John Grant
Grey Tickles, Black Pressure
Bella Union/[PIAS] Coop/RTD VÖ: 9. Oktober 2015
Elektro- und Songwriterpop: Die harschen und die erhabenen Töne bringen den Großmeister ans Ziel.
Im ersten Eindruck wirkt John Grants drittes Soloalbum wie zerrissen. Seine entgegengesetzten Pole kennt man zwar schon vom Vorgänger, PALE GREEN GHOSTS: dunkler Elektro- versus bittersüßer Songwriterpop. Aber Grant wagt sich weiter in die Extreme.
In dem verächtlichen Stück „Snug Slacks“ pumpt der Sequencer ungehörig funky, in „Black Blizzard“ verweist nicht nur der eisige Synthesizer auf den Berlin-Bowie. Um in „Disappointing“ mit Tracey Thorn ein anbetungswürdiges Lächeln anzubeten, erscheint Grant ausgerechnet ein 80s-House-Beat geeignet. Und in „Guess How I Know“ helfen nur satter Industrial-Noise und Distortion, um sich von dem Gefühlszombie an seiner Seite zu befreien. Wer nichts davon wissen will, wie Menschen ihre Seelenverstümmelungen spazieren führen und sich dabei immer weiter gegenseitig ins Fleisch schneiden, sollte besser erst gar keine John-Grant-Songs hören.

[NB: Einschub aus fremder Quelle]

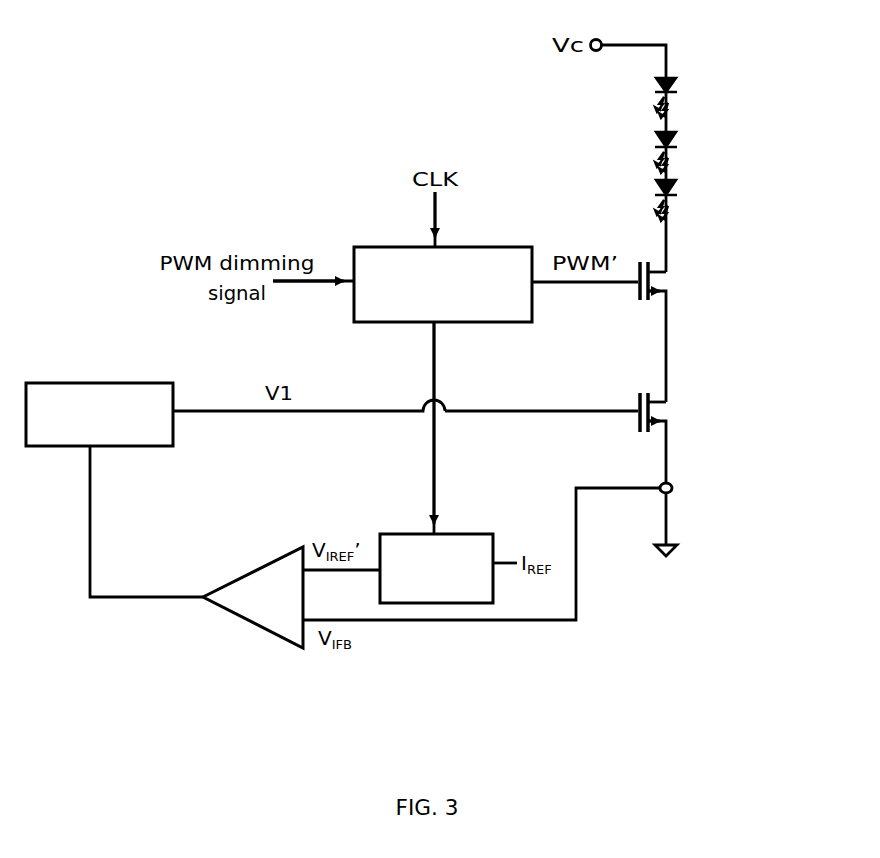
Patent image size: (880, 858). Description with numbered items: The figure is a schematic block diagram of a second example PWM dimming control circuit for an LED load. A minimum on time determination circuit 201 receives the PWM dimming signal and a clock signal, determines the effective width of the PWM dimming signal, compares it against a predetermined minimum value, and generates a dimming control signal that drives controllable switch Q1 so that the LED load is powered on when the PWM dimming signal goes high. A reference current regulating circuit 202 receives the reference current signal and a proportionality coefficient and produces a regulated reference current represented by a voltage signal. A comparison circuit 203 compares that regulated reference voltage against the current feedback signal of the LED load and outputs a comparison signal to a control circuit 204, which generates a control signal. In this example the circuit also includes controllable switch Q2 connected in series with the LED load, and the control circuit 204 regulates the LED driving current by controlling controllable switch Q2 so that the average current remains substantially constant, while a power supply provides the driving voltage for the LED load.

The minimum on time determination circuit 201 is at (443, 284).
The reference current regulating circuit 202 is at (436, 568).
The comparison circuit 203 is at (253, 597).
The control circuit 204 is at (99, 414).
The controllable switch Q1 is at (668, 284).
The controllable switch Q2 is at (668, 422).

Doch zurück zum Style: Gegenüber der „Maschinenmusik“-Seite dieses Albums erheben sich orchestral arrangierte, auskomponierte Balladen wie „No More Tangles“ oder das großartige „Global Warming“, das fast als Groteske durchginge, wäre es nur eben nicht so verdammt erhaben. An der Vervollkommnung in diesem Fach arbeitet Grant ja schon seit Jahren, die Melancholie schwappt dabei auch mal bis an den Rand. Aber selbst im flehenden Finale, „Geraldine“, knickt der Künstler nicht ein, denn er beschwört die Schauspielerin Geraldine Page auch im Wissen um die Pracht dieses Songs und seines Gesangs. Immer wieder setzt auch in diesen Balladen der Analogsynthesizer fette Marken. Der einst geprügelte Hund John Grant setzt sie ein als Zeichen der Künstlichkeit, also der Distanz – und der Macht.